Below decks, the CBers were fast asleep, snoring quietly in unison to the tune of “Oh Great Globulous Bubblefishes, You Are The Greatest!” which is the horribly horrible national anthem of the Globulous Bubblefishes. I'm sure that was just a coincidence though, and it was certainly not a mild form of hypnosis. Certainly not. In fact, I may be wrong about the tune they were snoring to, because it also sounded suspiciously like “Old Macdonald Had A Farm”. But one national anthem is much like another, you know.

In the depths of my basement, Gollum had already found his way back to his book, and in the quiet, messy darkness, a small Captcha poked his nose out of a broken banjo and looked around warily. It was hiding from the Admins, who were hunting this Captcha and its brothers and sisters, with their long crossbows and viking helmets. The Admins had the crossbows and viking helmets, I mean. Not the cute, furry little innocent four-lettered Captchas, of course!

This particular Captcha was very hungry, so he quietly crept up to the kitchen. There, he met up with the third lieutenant brigadier Captcha, also known as Gary. “Training will begin momentarily, young Captcha! That is, once you've finished your breakfast!” said Gary. At least, that's what he said translated into English. What he actually said was “pine appl piza ande mumy yumy yogu rtie”, but that makes no sense to non-captchas, so from now on it will all be translated into English automatically. Our Captcha grabbed a cookie, and then reported for duty. “Reporting for duty, sir! All humans asleep and snoozing!” “Good work, small and disposable crew member! We shall proceed to the Wreck Room for mandatory training! This week we shall be working on what to do when attacked with a bunch of bananas. Now, forward march! Left right! Left! Left right! Left right wrong! Don't touch that gong! Or that painting of Shakespeare!”
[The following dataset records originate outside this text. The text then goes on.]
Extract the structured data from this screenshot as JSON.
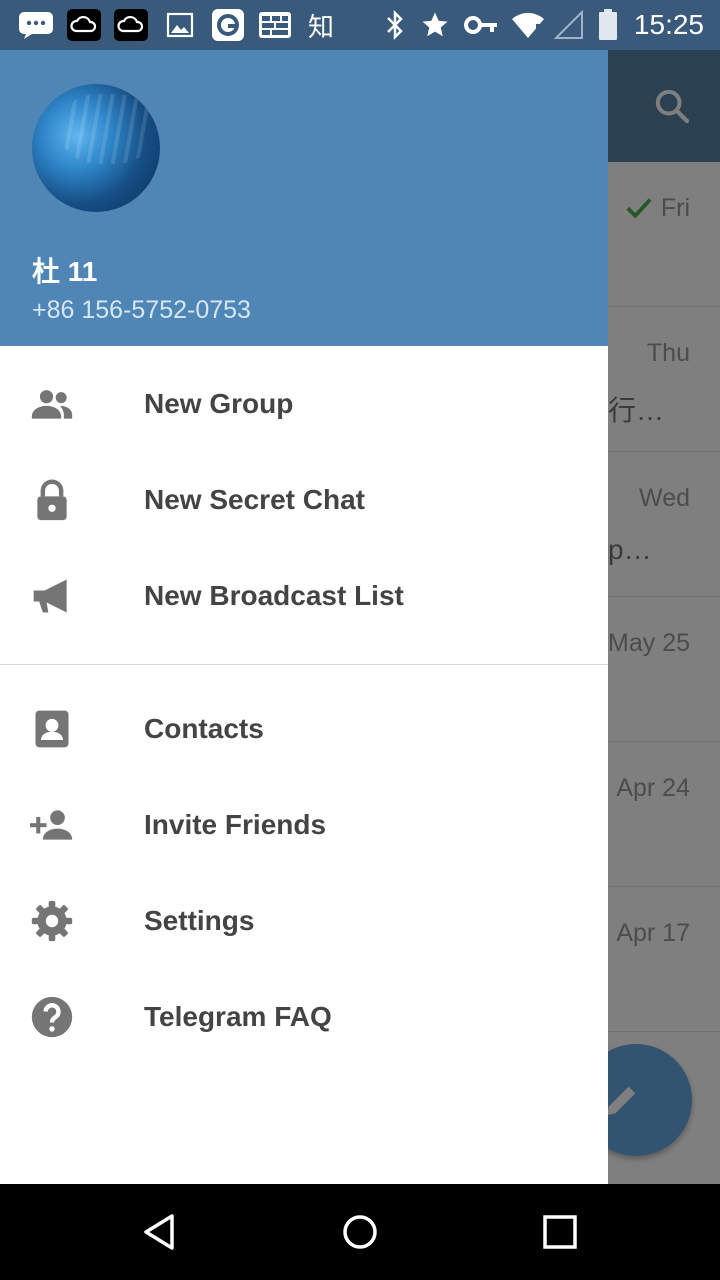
{
  "status_bar": {
    "time": "15:25",
    "zhi_char": "知",
    "icons": [
      "chat-bubble-icon",
      "cloud-icon",
      "cloud-icon",
      "image-icon",
      "browser-icon",
      "grid-icon",
      "zhihu-icon",
      "bluetooth-icon",
      "star-icon",
      "key-icon",
      "wifi-icon",
      "signal-icon",
      "battery-icon"
    ]
  },
  "background_list": {
    "rows": [
      {
        "date": "Fri",
        "snippet": "",
        "sent_check": true
      },
      {
        "date": "Thu",
        "snippet": "行…"
      },
      {
        "date": "Wed",
        "snippet": "p…"
      },
      {
        "date": "May 25",
        "snippet": ""
      },
      {
        "date": "Apr 24",
        "snippet": ""
      },
      {
        "date": "Apr 17",
        "snippet": ""
      }
    ]
  },
  "drawer": {
    "user_name": "杜 11",
    "user_phone": "+86 156-5752-0753",
    "menu_primary": [
      {
        "label": "New Group",
        "icon": "group-icon"
      },
      {
        "label": "New Secret Chat",
        "icon": "lock-icon"
      },
      {
        "label": "New Broadcast List",
        "icon": "megaphone-icon"
      }
    ],
    "menu_secondary": [
      {
        "label": "Contacts",
        "icon": "contact-icon"
      },
      {
        "label": "Invite Friends",
        "icon": "person-add-icon"
      },
      {
        "label": "Settings",
        "icon": "gear-icon"
      },
      {
        "label": "Telegram FAQ",
        "icon": "help-icon"
      }
    ]
  },
  "colors": {
    "header": "#4f86b6",
    "status_bar": "#3a5a7c",
    "icon_gray": "#757575",
    "label_text": "#444444"
  }
}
A few milliseconds after the two Captchas left the kitchen, Aldo walked in. He yawned, and then stretched, showing off his pajamas, which were decorated with pictures of food, especially pies, pizza, pears, and anything else edible beginning with P. Not a meatball in sight, of course. Looking around and seeing that there was no one else but him in the kitchen, Aldo grinned and snuck over to the fridge, where he produced from a secret drawer...a cantaloupe! The cook then pulled out some dangerous-looking neon-green pudding, a huge bunch of bananas, and a large and probably very suspicious THING wrapped in cardboard. Aldo then dropped the THING onto a counter and rushed out of the kitchen, carrying the other stuff in his arms. He rushed along the corridors, muttering strange incoherent syllables to himself and occasionally stopping to catch his breath. At last, Aldo reached the right place. Looking up at the...unique...painting above him, the cook dropped his cargo in a heap and ran all the way back to the kitchen. He paused at the door to the kitchen and took a deep breath, and then turned the handle and walked slowly back into his domain. Nothing had changed. Aldo jumped up and snapped his fingers, chuckling in glee. Then he saw it. The THING was gone.
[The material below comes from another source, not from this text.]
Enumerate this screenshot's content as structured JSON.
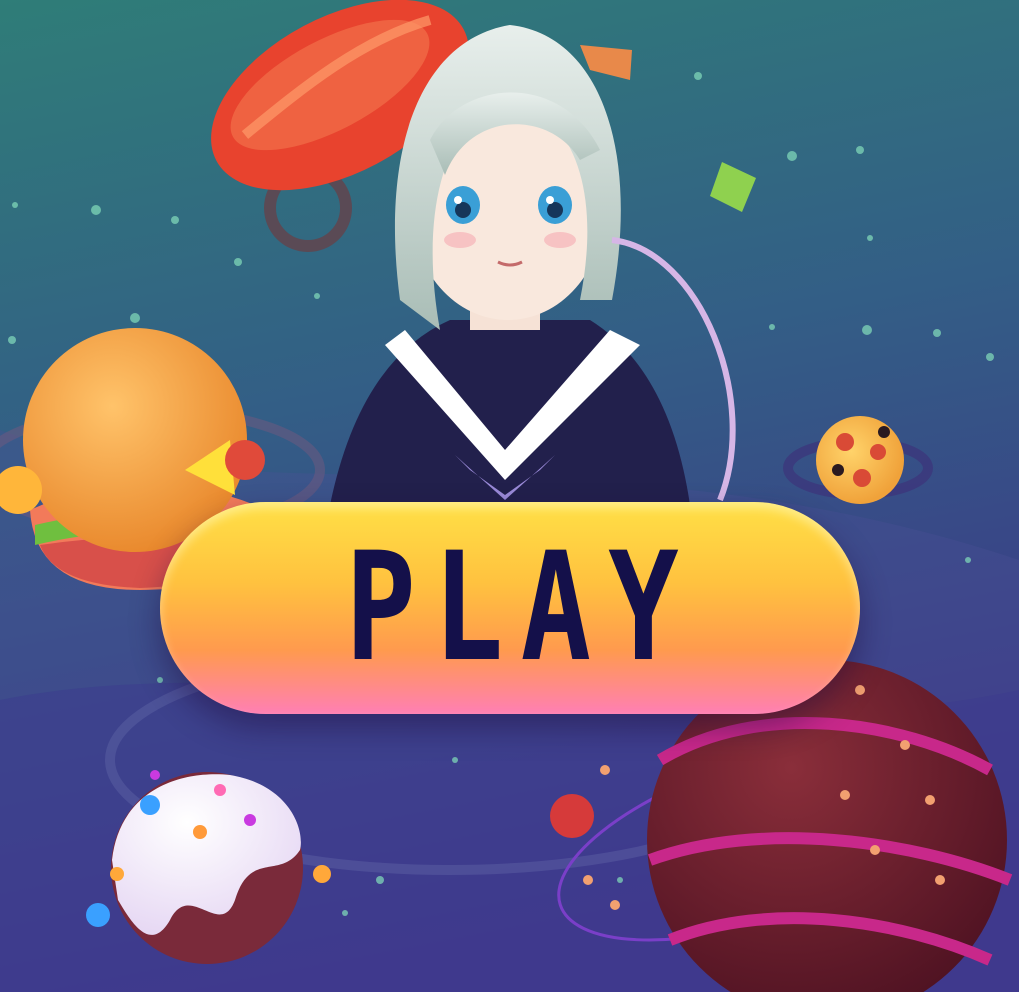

A few corridors away some Captchas pulled a mysterious cardboard THING into their little room (where the sheep, who hadn't stayed a penguin for long, greeted them warily), and rushed to open it. Inside the cardboard was...a boring little steak. HaHaHa! The Caped Captcha laughed. And now for something completely different!
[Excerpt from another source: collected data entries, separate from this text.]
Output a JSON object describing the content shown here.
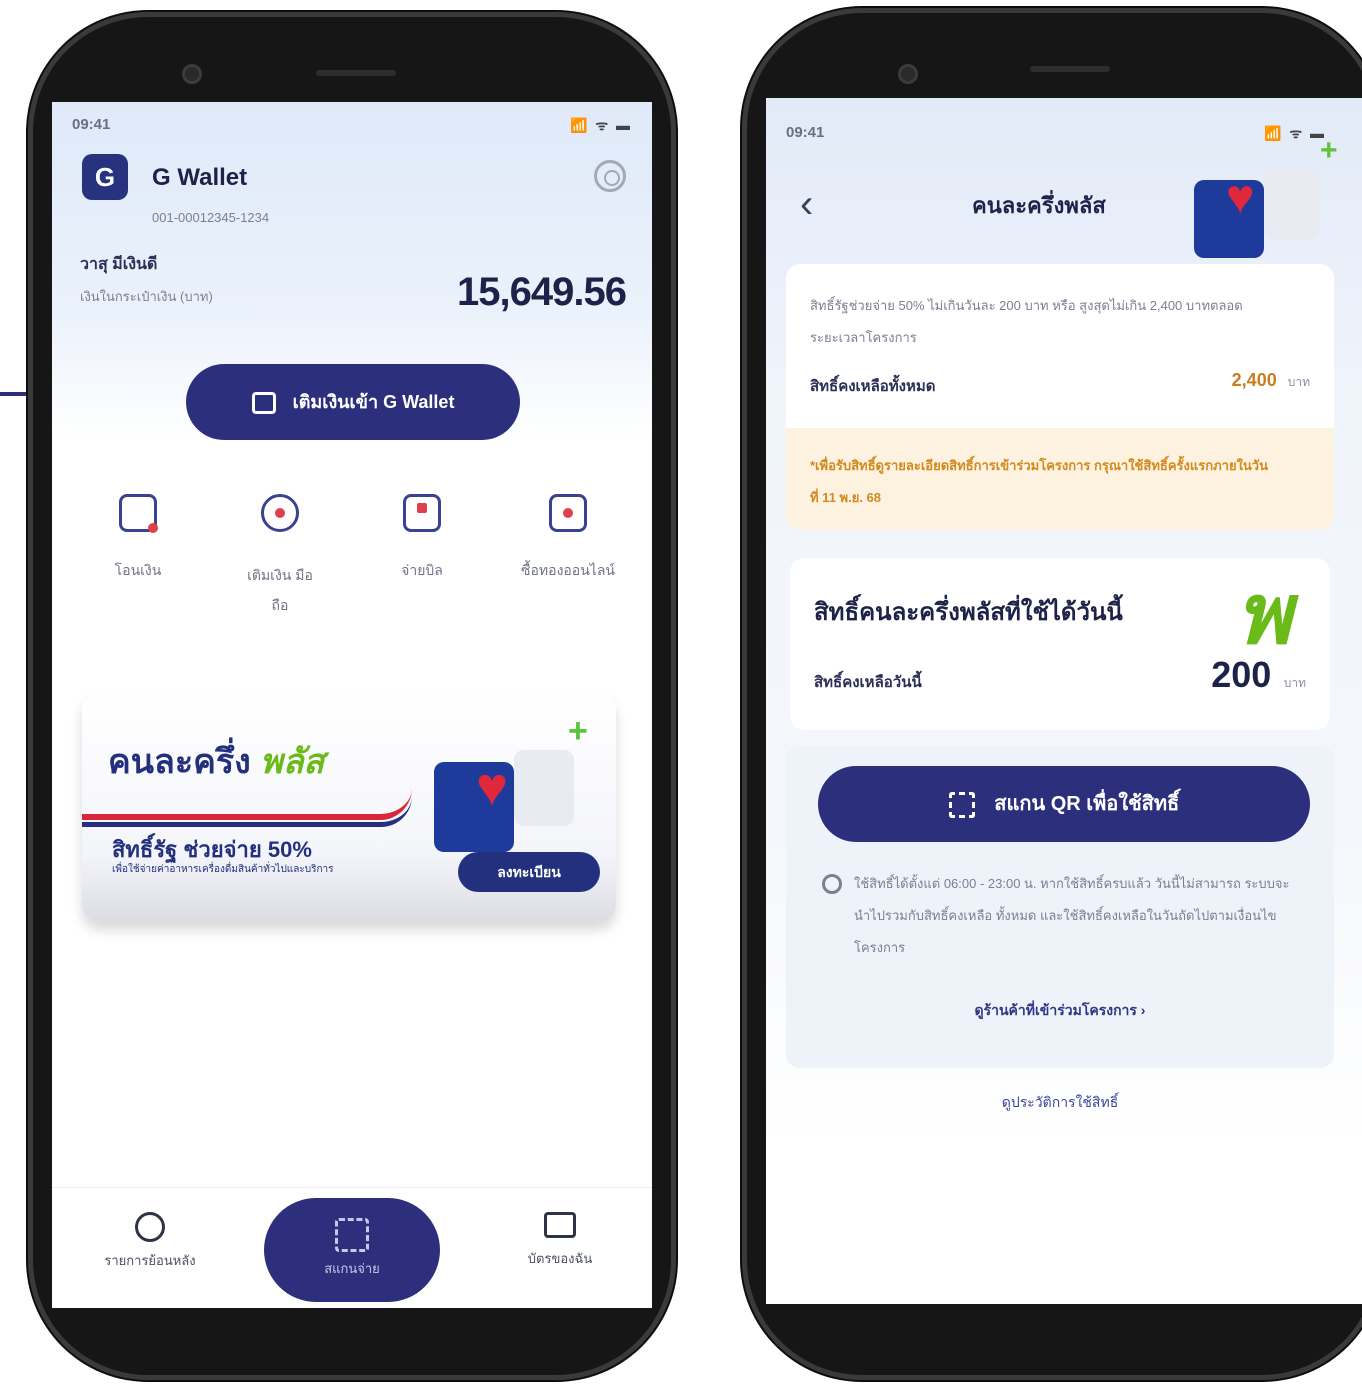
{
  "left_phone": {
    "status_time": "09:41",
    "status_icons": "📶 ᯤ ▬",
    "app_logo_letter": "G",
    "app_title": "G Wallet",
    "account_number": "001-00012345-1234",
    "user_name": "วาสุ มีเงินดี",
    "balance_label": "เงินในกระเป๋าเงิน (บาท)",
    "balance": "15,649.56",
    "topup_button": "เติมเงินเข้า G Wallet",
    "menu": [
      {
        "icon": "qr-card-icon",
        "label": "โอนเงิน"
      },
      {
        "icon": "add-circle-icon",
        "label": "เติมเงิน มือถือ"
      },
      {
        "icon": "bill-icon",
        "label": "จ่ายบิล"
      },
      {
        "icon": "shopping-bag-icon",
        "label": "ซื้อทองออนไลน์"
      }
    ],
    "banner": {
      "title": "คนละครึ่ง",
      "title_plus": "พลัส",
      "subtitle": "สิทธิ์รัฐ ช่วยจ่าย 50%",
      "small_text": "เพื่อใช้จ่ายค่าอาหารเครื่องดื่มสินค้าทั่วไปและบริการ",
      "cta": "ลงทะเบียน"
    },
    "bottom_nav": {
      "history_label": "รายการย้อนหลัง",
      "scan_label": "สแกนจ่าย",
      "wallet_label": "บัตรของฉัน"
    }
  },
  "right_phone": {
    "status_time": "09:41",
    "status_icons": "📶 ᯤ ▬",
    "title": "คนละครึ่งพลัส",
    "info_text": "สิทธิ์รัฐช่วยจ่าย 50% ไม่เกินวันละ 200 บาท หรือ สูงสุดไม่เกิน 2,400 บาทตลอดระยะเวลาโครงการ",
    "total_rights_label": "สิทธิ์คงเหลือทั้งหมด",
    "total_rights_value": "2,400",
    "currency": "บาท",
    "warning_text": "*เพื่อรับสิทธิ์ดูรายละเอียดสิทธิ์การเข้าร่วมโครงการ กรุณาใช้สิทธิ์ครั้งแรกภายในวันที่ 11 พ.ย. 68",
    "today_header": "สิทธิ์คนละครึ่งพลัสที่ใช้ได้วันนี้",
    "today_label": "สิทธิ์คงเหลือวันนี้",
    "today_value": "200",
    "scan_button": "สแกน QR เพื่อใช้สิทธิ์",
    "note_text": "ใช้สิทธิ์ได้ตั้งแต่ 06:00 - 23:00 น. หากใช้สิทธิ์ครบแล้ว วันนี้ไม่สามารถ ระบบจะนำไปรวมกับสิทธิ์คงเหลือ ทั้งหมด และใช้สิทธิ์คงเหลือในวันถัดไปตามเงื่อนไขโครงการ",
    "shops_link": "ดูร้านค้าที่เข้าร่วมโครงการ ›",
    "history_link": "ดูประวัติการใช้สิทธิ์",
    "brand_logo_text": "พ"
  },
  "colors": {
    "navy": "#2c2f7c",
    "accent_green": "#6aba1a",
    "warning_bg": "#fdf1df",
    "warning_text": "#d28a1d"
  }
}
Far, far, far, far, far down a nearby hallway, Glennis looked up at the ceiling. There was a door which I had moved there, hoping to stump people once and for all. I also kind of hoped to wake someone up by doing it, because everyone on the ship but the staff was still asleep. However, the usual occupant of this room (who was probably John F.Q., judging by the silver plate on the door) was actually asleep on a couch in the billiards room, and Glennis wasn't fazed at all. Instead, she drew out from her purse a long ladder and a purple umbrella, set the ladder up against the wall and climbed it, and then opened the umbrella and flew through the last bit of air to get to the door. Glennis looked down carefully, and then, seeing no one, opened the door and went in. In a flash she had it completely clean (no matter that the bed was on the ceiling and the window looked out at nowhere!), and the smell of pickles wafted through the air. With the room clean, Glennis looked around again, and, finding that she was alone, peered into the teleporting dustbin. Aha, there it was. The box marked “Pandora's Box”. Glennis smiled, and then opened it, pulled out a random hat that was definitely not a fedora, and put it on. Definitely. Not. A fedora. That is certain. Glennis also absolutely positively did not in any way say “I'll just go and give this to the murderer. This trip WILL be fun!” and then giggle happily to herself. Let me tell you yet again, readers of this Log, Glennis did NOT do any of that. She then left the room, packed the ladder and umbrella back into her purse, and continued cleaning everyone's rooms, humming strange tunes to herself.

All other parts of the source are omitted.